昨年の夏、母が帰天しました。
母の旧姓は貝嶋といいますが、綾小路家と貝嶋家は、深い縁のある親戚です。
両親戚には、不思議なジンクスと申しますか、パターンがございまして、非常に夫婦仲が良かった場合、伴侶が帰天すると、そのあとを追いかけるように、残された伴侶が1年後に帰天するのです。
あと1ヶ月で母の帰天から1年が過ぎますが、先月急に父が衰弱してまいましたので、私は、
「ひょっとするとお別れの時が近いのかも…」
と思っておりました。
しかも、
「帰天の準備ができましたので、お別れの覚悟をしてください」
というインスピレーションが降りてきましたので、覚悟せざるを得ませんでした。
ところが、かなり衰弱した父でしたが、「父の日」が近づくにつれ、体力が徐々に戻ってきました。
「父の日」の前日6月20日(土)、仕事がひと段落ついた私は、父の見舞いに行こうとしますと、偶然、同時刻に仕事が終了した妻が同行できることになりました。
妻にも何らかのインスピレーションが降りたのでしょうか、
「今日は、一緒にお見舞いにいきたい」
といいますので、急いで支度をして、出発しました。
一週間前は、まともに言葉を発することもできず、起き上がることもできなかった父が、その日は特に体調が良かったようで、たくさん会話ができました。
私は、
「これなら、大丈夫かもしれない。
あのインスピレーションは、妄想だったのかも…( ̄▽ ̄;) ほっ」
と胸をなでおろしました。
しかし、残念なことに、6月25日(木)の昼頃からまた病状が悪化し、6月28日(日)の朝、
「お父様が就寝後、眠られたまま帰天されました」
という報告が施設から入ったのです。
私は、すぐに施設に向かいました。
そこには、ほのかな笑顔で横たわる父がおりました。
亡くなる24時間前には、
「誰か壁のところに来ているよ」
と介護士に説明していたそうです。
「帰天の際には、導きの天使や先に亡くなった縁故霊が迎えにくる」
という話は生前からよく伝えておりましたので、もし、あの笑顔の意味がそうなのでしたら、父は幸福感に包まれて帰天できたに違いありません。

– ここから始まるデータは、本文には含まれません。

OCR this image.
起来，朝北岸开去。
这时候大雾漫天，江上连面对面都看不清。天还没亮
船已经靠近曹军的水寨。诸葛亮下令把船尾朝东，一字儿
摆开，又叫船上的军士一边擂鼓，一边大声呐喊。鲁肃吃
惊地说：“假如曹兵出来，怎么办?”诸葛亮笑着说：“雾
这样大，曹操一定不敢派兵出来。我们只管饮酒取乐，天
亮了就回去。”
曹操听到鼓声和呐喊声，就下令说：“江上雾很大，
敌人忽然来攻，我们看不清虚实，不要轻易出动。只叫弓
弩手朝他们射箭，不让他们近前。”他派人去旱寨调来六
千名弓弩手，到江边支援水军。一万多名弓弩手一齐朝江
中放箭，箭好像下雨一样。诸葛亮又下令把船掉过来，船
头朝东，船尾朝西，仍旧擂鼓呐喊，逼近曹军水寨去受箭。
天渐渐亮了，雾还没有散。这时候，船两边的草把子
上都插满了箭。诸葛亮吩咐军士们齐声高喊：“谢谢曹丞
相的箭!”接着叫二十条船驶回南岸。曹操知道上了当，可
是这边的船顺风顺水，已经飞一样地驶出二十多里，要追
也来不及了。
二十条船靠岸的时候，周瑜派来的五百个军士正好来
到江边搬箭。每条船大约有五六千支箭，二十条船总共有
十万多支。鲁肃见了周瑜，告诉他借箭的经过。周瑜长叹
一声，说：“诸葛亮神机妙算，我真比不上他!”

私は随分前から覚悟を決めておりましたので、自分が泣くなんていうことは思ってもいなかったのですが、話をし始めますと、急に嗚咽の思いが溢れ出してきました。
「うそでしょ?
なぜこのタイミングで泣きそうになるんだ !? (◎_◎;)」
なんとか頑張って嗚咽を抑えて話をしましたが、この心の変化は私にとって想定外でしたので、吃驚しました。

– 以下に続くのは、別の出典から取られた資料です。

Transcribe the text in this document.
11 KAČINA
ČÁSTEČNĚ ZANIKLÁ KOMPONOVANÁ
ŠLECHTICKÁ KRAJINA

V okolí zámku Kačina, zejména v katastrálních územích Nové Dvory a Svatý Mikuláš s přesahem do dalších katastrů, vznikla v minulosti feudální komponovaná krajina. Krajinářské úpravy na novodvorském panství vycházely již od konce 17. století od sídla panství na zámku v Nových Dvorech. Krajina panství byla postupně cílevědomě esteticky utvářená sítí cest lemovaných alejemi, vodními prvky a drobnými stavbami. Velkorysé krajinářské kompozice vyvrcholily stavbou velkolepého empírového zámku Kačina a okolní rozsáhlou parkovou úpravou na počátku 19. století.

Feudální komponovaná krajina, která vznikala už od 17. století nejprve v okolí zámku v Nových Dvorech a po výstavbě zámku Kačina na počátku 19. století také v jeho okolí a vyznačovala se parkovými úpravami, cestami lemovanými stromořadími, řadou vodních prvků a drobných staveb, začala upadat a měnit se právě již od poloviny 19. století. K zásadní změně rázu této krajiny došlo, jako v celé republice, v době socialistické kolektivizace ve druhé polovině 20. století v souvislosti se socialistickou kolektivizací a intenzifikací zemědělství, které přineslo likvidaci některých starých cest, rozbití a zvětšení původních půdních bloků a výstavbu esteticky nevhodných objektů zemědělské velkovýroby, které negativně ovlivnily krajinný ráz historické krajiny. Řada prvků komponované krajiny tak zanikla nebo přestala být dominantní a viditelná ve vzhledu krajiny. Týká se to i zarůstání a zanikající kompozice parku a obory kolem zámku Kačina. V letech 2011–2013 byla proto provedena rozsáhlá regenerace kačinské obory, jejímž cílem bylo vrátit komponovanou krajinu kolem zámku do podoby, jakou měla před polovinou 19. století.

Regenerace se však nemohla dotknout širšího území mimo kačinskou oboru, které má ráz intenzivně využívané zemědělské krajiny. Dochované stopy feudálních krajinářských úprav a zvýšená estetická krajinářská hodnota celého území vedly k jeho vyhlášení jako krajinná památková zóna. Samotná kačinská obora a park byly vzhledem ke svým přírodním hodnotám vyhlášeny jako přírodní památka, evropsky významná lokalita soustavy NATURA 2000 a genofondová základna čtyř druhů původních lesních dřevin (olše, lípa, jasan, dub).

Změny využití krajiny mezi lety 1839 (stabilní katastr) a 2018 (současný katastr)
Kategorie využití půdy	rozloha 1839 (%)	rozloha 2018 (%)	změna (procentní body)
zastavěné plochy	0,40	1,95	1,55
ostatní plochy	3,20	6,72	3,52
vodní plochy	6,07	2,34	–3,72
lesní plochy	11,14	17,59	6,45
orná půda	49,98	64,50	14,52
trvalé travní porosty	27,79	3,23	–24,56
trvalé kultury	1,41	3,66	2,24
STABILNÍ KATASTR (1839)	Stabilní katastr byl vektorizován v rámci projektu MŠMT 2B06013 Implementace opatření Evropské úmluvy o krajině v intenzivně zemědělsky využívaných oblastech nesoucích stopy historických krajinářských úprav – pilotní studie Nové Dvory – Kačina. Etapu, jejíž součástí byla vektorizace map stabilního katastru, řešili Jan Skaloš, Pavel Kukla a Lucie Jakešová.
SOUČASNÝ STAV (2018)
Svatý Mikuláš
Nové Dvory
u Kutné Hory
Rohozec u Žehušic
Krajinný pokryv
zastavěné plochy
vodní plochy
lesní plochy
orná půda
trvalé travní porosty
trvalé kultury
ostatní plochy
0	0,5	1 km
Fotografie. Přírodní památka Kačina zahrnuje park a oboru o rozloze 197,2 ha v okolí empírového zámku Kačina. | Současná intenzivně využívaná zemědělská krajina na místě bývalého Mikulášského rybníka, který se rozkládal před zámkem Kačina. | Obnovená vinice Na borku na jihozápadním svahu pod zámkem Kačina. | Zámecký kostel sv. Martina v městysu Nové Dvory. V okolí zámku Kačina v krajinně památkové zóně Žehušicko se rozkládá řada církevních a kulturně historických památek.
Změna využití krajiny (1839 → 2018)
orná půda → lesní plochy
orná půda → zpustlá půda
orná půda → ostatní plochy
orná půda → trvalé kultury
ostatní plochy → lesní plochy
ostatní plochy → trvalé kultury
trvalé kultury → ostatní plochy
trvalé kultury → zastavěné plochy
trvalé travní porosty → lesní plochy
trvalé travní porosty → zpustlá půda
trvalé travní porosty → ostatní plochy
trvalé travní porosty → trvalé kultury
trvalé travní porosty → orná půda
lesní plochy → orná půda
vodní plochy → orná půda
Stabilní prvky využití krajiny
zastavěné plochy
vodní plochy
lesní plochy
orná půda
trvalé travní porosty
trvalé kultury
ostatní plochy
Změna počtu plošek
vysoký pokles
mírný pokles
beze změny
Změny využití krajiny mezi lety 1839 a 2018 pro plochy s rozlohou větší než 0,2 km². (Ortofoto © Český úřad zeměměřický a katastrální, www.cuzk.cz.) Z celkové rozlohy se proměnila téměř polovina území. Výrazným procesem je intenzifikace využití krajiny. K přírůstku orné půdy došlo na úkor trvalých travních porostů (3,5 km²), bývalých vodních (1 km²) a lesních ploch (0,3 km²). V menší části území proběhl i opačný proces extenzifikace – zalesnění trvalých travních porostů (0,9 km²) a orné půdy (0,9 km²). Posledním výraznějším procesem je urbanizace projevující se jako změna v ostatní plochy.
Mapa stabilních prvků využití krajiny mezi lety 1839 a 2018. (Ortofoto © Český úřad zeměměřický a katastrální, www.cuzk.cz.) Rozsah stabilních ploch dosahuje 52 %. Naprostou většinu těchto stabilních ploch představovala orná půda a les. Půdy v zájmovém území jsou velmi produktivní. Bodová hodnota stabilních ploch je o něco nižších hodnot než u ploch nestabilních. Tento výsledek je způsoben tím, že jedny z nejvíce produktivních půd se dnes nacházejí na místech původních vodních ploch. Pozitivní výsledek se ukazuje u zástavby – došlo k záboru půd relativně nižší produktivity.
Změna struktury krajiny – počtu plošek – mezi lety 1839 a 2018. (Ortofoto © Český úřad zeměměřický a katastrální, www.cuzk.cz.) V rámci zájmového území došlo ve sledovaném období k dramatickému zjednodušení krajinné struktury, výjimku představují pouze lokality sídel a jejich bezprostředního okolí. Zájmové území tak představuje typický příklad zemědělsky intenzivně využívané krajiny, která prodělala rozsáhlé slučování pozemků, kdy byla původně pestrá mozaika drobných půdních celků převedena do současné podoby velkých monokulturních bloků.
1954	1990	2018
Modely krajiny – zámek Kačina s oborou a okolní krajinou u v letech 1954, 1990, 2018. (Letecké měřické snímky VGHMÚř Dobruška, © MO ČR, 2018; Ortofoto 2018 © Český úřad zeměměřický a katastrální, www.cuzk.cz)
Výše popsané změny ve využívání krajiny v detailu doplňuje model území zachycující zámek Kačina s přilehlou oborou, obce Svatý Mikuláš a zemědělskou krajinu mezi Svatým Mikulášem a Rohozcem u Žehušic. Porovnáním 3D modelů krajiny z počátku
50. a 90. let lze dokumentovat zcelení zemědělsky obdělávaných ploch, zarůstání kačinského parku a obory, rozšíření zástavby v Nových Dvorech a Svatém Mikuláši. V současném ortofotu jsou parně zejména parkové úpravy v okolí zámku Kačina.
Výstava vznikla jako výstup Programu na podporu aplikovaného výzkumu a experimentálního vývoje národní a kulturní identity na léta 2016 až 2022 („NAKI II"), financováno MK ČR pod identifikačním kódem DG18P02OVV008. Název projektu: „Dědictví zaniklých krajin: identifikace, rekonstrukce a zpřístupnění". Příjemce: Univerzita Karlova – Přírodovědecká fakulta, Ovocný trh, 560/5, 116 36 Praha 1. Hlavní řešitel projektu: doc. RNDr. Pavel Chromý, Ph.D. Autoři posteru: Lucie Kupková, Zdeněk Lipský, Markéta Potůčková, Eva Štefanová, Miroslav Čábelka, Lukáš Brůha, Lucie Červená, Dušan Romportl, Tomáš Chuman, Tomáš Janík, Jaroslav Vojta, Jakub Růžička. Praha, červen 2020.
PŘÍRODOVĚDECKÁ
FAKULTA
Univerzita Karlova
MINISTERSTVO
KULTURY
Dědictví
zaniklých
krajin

しかし、告別式が終わって、ひとりでぼんやりしていると、こんなインスピレーションが降りてきました。
「あの嗚咽は、君から出たものではない。
あのとき、お父さんが横に立っていて、
君の話を聞きながら、皆さんに最期の挨拶をしていたんだ。
霊的な心情では、横に立っているというよりは、
君の魂と一体化していたので、
お父さんの思いがそのまま伝わってきて、
自分が嗚咽したように感じてしまったんだと思う。
お父さん、とても喜んでいて、有則によろしくと言っていたよ」
父が闘病中の間は、たくさんの友人が父のために祈ってくださいました。
お祈りくださった皆様、本当にどうもありがとうございました。